Bei der Behandlung von Thrombosen, einschließlich tiefer Venenthrombose und Lungenembolie, kann ein 700-D-Dimer-Test verwendet werden, um die Wirksamkeit der durchgeführten Therapie zu bewerten. Nach Beginn der Behandlung und Verringerung der Größe des Blutgerinnsels kann der D-Dimerspiegel abnehmen. Eine regelmäßige Überwachung dieses Parameters kann dem Arzt helfen, den Behandlungsprozess zu überwachen und notwendige Korrekturmaßnahmen zu ergreifen.

3. Ausschluss von Thromboembolien mit geringer Wahrscheinlichkeit:

Bei einigen Patienten mit geringem Risiko für Thromboembolien können immer noch ähnliche Symptome auftreten. Ein 700-D-Dimer-Test kann verschrieben werden, um Thromboembolien als Ursache für die Symptome auszuschließen.

Wenn Sie die Ergebnisse des D-Dimer 700-Tests erhalten, wird empfohlen, einen qualifizierten Arzt zu konsultieren, um die Ergebnisse zu erklären und zu bewerten sowie die weiteren Untersuchungs- und Behandlungstaktiken zu bestimmen.

Interpretation der Ergebnisse

Die Ergebnisse des 700-D-Dimer-Tests werden in einem numerischen Wert ausgedrückt, der wie folgt interpretiert werden kann:

  • Weniger als 500: Normale D-Dimer-Werte. Dies bedeutet, dass die Wahrscheinlichkeit einer Thrombose oder anderer pathologischer Prozesse im Körper des Patienten gering ist.
  • 500 bis 1000: Ein leichter Anstieg der D-Dimerspiegel. Dies kann auf ein geringes Entzündungsrisiko oder ein Thromboserisiko hinweisen.
  • Über 1000: hohe D-Dimer-Werte. Dies kann auf ernsthafte pathologische Zustände wie Thrombose, Entzündungen oder sogar Krebserkrankungen hinweisen. Zusätzliche Forschung und ärztliche Beratung können erforderlich sein, um die Ursachen für erhöhte D-Dimerspiegel zu ermitteln und die richtige Behandlung auszuwählen.

Es ist wichtig zu beachten, dass die Ergebnisse des 700-D-Dimer-Tests keine endgültige Diagnose liefern können und nur ein qualifizierter Arzt die Ergebnisse richtig interpretieren und weitere Studien oder Behandlungen verschreiben kann.

Welcher D-Dimer-Wert von 700 gilt als normal?

Der D-Dimerspiegel wird normalerweise in Abwesenheit von Thrombosen oder anderen thromboembolischen Prozessen kontrolliert. Sie können sich jedoch nicht allein auf diesen Indikator verlassen, um eine endgültige Diagnose zu stellen.

Normalerweise beträgt der D-Dimerspiegel normalerweise weniger als 500 ng / ml. Jedes Labor kann jedoch Abweichungen von dieser Zahl aufweisen, daher sollten Sie immer die im Laborbericht angegebenen oder vom Arzt erhaltenen regulatorischen Werte angeben.

Wenn der D-Dimer-Spiegel 700 ng / ml beträgt, kann dies auf entzündliche oder thromboembolische Prozesse im Körper hinweisen.

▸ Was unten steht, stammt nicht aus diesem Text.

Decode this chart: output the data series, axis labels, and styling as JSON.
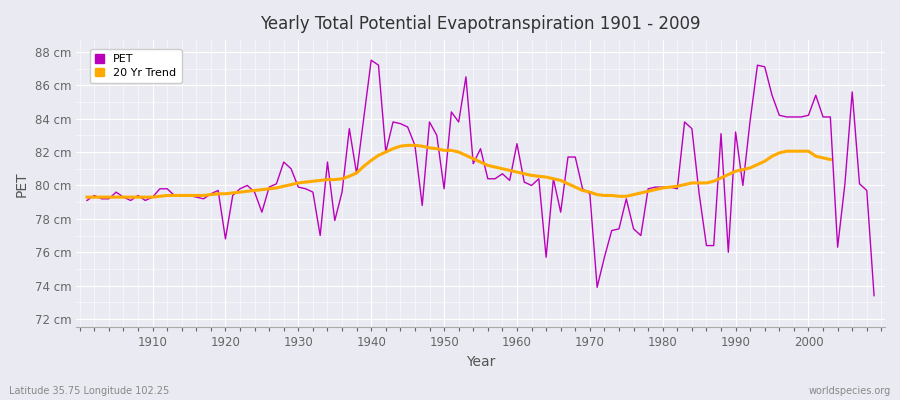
{
  "title": "Yearly Total Potential Evapotranspiration 1901 - 2009",
  "xlabel": "Year",
  "ylabel": "PET",
  "bottom_left_label": "Latitude 35.75 Longitude 102.25",
  "bottom_right_label": "worldspecies.org",
  "pet_color": "#bb00bb",
  "trend_color": "#ffaa00",
  "background_color": "#eaeaf2",
  "grid_color": "#ffffff",
  "years": [
    1901,
    1902,
    1903,
    1904,
    1905,
    1906,
    1907,
    1908,
    1909,
    1910,
    1911,
    1912,
    1913,
    1914,
    1915,
    1916,
    1917,
    1918,
    1919,
    1920,
    1921,
    1922,
    1923,
    1924,
    1925,
    1926,
    1927,
    1928,
    1929,
    1930,
    1931,
    1932,
    1933,
    1934,
    1935,
    1936,
    1937,
    1938,
    1939,
    1940,
    1941,
    1942,
    1943,
    1944,
    1945,
    1946,
    1947,
    1948,
    1949,
    1950,
    1951,
    1952,
    1953,
    1954,
    1955,
    1956,
    1957,
    1958,
    1959,
    1960,
    1961,
    1962,
    1963,
    1964,
    1965,
    1966,
    1967,
    1968,
    1969,
    1970,
    1971,
    1972,
    1973,
    1974,
    1975,
    1976,
    1977,
    1978,
    1979,
    1980,
    1981,
    1982,
    1983,
    1984,
    1985,
    1986,
    1987,
    1988,
    1989,
    1990,
    1991,
    1992,
    1993,
    1994,
    1995,
    1996,
    1997,
    1998,
    1999,
    2000,
    2001,
    2002,
    2003,
    2004,
    2005,
    2006,
    2007,
    2008,
    2009
  ],
  "pet_values": [
    79.1,
    79.4,
    79.2,
    79.2,
    79.6,
    79.3,
    79.1,
    79.4,
    79.1,
    79.3,
    79.8,
    79.8,
    79.4,
    79.4,
    79.4,
    79.3,
    79.2,
    79.5,
    79.7,
    76.8,
    79.4,
    79.8,
    80.0,
    79.6,
    78.4,
    79.9,
    80.1,
    81.4,
    81.0,
    79.9,
    79.8,
    79.6,
    77.0,
    81.4,
    77.9,
    79.6,
    83.4,
    80.7,
    84.1,
    87.5,
    87.2,
    82.0,
    83.8,
    83.7,
    83.5,
    82.4,
    78.8,
    83.8,
    83.0,
    79.8,
    84.4,
    83.8,
    86.5,
    81.3,
    82.2,
    80.4,
    80.4,
    80.7,
    80.3,
    82.5,
    80.2,
    80.0,
    80.4,
    75.7,
    80.4,
    78.4,
    81.7,
    81.7,
    79.8,
    79.5,
    73.9,
    75.7,
    77.3,
    77.4,
    79.2,
    77.4,
    77.0,
    79.8,
    79.9,
    79.9,
    79.9,
    79.8,
    83.8,
    83.4,
    79.5,
    76.4,
    76.4,
    83.1,
    76.0,
    83.2,
    80.0,
    83.9,
    87.2,
    87.1,
    85.4,
    84.2,
    84.1,
    84.1,
    84.1,
    84.2,
    85.4,
    84.1,
    84.1,
    76.3,
    80.1,
    85.6,
    80.1,
    79.7,
    73.4
  ],
  "trend_values": [
    79.3,
    79.3,
    79.3,
    79.3,
    79.3,
    79.3,
    79.3,
    79.3,
    79.3,
    79.3,
    79.35,
    79.4,
    79.4,
    79.4,
    79.4,
    79.4,
    79.4,
    79.45,
    79.5,
    79.5,
    79.55,
    79.6,
    79.65,
    79.7,
    79.75,
    79.8,
    79.85,
    79.95,
    80.05,
    80.15,
    80.2,
    80.25,
    80.3,
    80.35,
    80.35,
    80.4,
    80.55,
    80.75,
    81.15,
    81.5,
    81.8,
    82.0,
    82.2,
    82.35,
    82.4,
    82.4,
    82.35,
    82.25,
    82.2,
    82.1,
    82.1,
    82.0,
    81.8,
    81.6,
    81.4,
    81.2,
    81.1,
    81.0,
    80.9,
    80.8,
    80.7,
    80.6,
    80.55,
    80.5,
    80.4,
    80.3,
    80.1,
    79.9,
    79.7,
    79.6,
    79.45,
    79.4,
    79.4,
    79.35,
    79.35,
    79.45,
    79.55,
    79.65,
    79.75,
    79.85,
    79.9,
    79.95,
    80.05,
    80.15,
    80.15,
    80.15,
    80.25,
    80.45,
    80.65,
    80.85,
    80.95,
    81.05,
    81.25,
    81.45,
    81.75,
    81.95,
    82.05,
    82.05,
    82.05,
    82.05,
    81.75,
    81.65,
    81.55,
    null,
    null,
    null,
    null,
    null,
    null
  ],
  "ylim": [
    71.5,
    88.7
  ],
  "yticks": [
    72,
    74,
    76,
    78,
    80,
    82,
    84,
    86,
    88
  ],
  "ytick_labels": [
    "72 cm",
    "74 cm",
    "76 cm",
    "78 cm",
    "80 cm",
    "82 cm",
    "84 cm",
    "86 cm",
    "88 cm"
  ],
  "xlim": [
    1899.5,
    2010.5
  ],
  "xticks": [
    1910,
    1920,
    1930,
    1940,
    1950,
    1960,
    1970,
    1980,
    1990,
    2000
  ]
}
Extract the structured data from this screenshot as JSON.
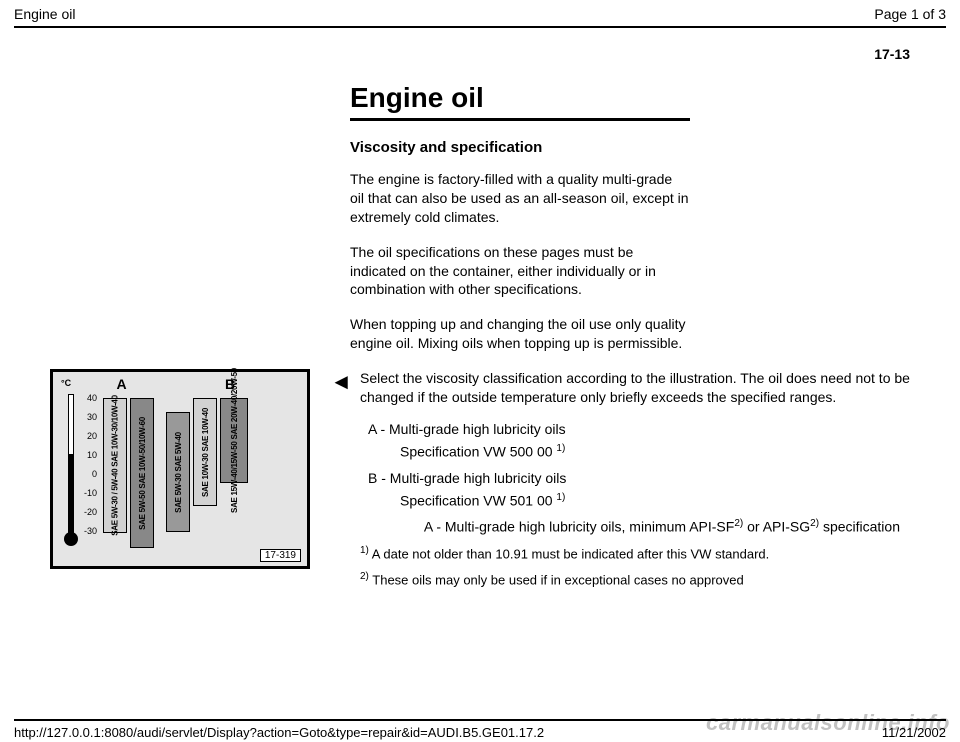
{
  "header": {
    "left": "Engine oil",
    "right": "Page 1 of 3"
  },
  "page_number": "17-13",
  "title": "Engine oil",
  "subhead": "Viscosity and specification",
  "paragraphs": [
    "The engine is factory-filled with a quality multi-grade oil that can also be used as an all-season oil, except in extremely cold climates.",
    "The oil specifications on these pages must be indicated on the container, either individually or in combination with other specifications.",
    "When topping up and changing the oil use only quality engine oil. Mixing oils when topping up is permissible."
  ],
  "arrow_glyph": "◄",
  "select_para": "Select the viscosity classification according to the illustration. The oil does need not to be changed if the outside temperature only briefly exceeds the specified ranges.",
  "specs": {
    "a_label": "A - Multi-grade high lubricity oils",
    "a_spec_pre": "Specification VW 500 00 ",
    "a_spec_sup": "1)",
    "b_label": "B - Multi-grade high lubricity oils",
    "b_spec_pre": "Specification VW 501 00 ",
    "b_spec_sup": "1)",
    "indent_pre": "A - Multi-grade high lubricity oils, minimum API-SF",
    "indent_sup1": "2)",
    "indent_mid": " or API-SG",
    "indent_sup2": "2)",
    "indent_post": " specification"
  },
  "footnotes": {
    "f1_sup": "1)",
    "f1": " A date not older than 10.91 must be indicated after this VW standard.",
    "f2_sup": "2)",
    "f2": " These oils may only be used if in exceptional cases no approved"
  },
  "diagram": {
    "label_A": "A",
    "label_B": "B",
    "unit": "°C",
    "ticks": [
      "40",
      "30",
      "20",
      "10",
      "0",
      "-10",
      "-20",
      "-30"
    ],
    "bars": {
      "A1": "SAE 5W-30 / 5W-40\nSAE 10W-30/10W-40",
      "A2": "SAE 5W-50\nSAE 10W-50/10W-60",
      "B1": "SAE 5W-30\nSAE 5W-40",
      "B2": "SAE 10W-30\nSAE 10W-40",
      "B3": "SAE 15W-40/15W-50\nSAE 20W-40/20W-50"
    },
    "id": "17-319"
  },
  "footer": {
    "url": "http://127.0.0.1:8080/audi/servlet/Display?action=Goto&type=repair&id=AUDI.B5.GE01.17.2",
    "date": "11/21/2002"
  },
  "watermark": "carmanualsonline.info",
  "colors": {
    "text": "#000000",
    "bg": "#ffffff",
    "diag_bg": "#e5e5e5"
  }
}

Die endgültige Diagnose kann jedoch erst nach einer umfassenden medizinischen Untersuchung und Analyse anderer Indikatoren gestellt werden.

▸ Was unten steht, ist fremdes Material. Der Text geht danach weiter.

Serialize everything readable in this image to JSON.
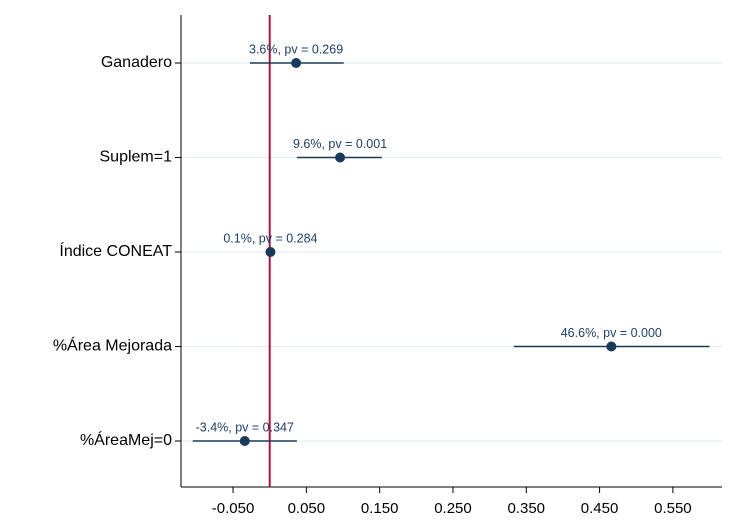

Es ist wichtig sich daran zu erinnern, dass der D-Dimerspiegel bei verschiedenen physiologischen Bedingungen, wie Schwangerschaft, postpartale Periode, Operationen und Verletzungen, vorübergehend erhöht werden kann. Daher sollten Sie die Testergebnisse mit Ihrem Arzt klären, um sie richtig zu interpretieren.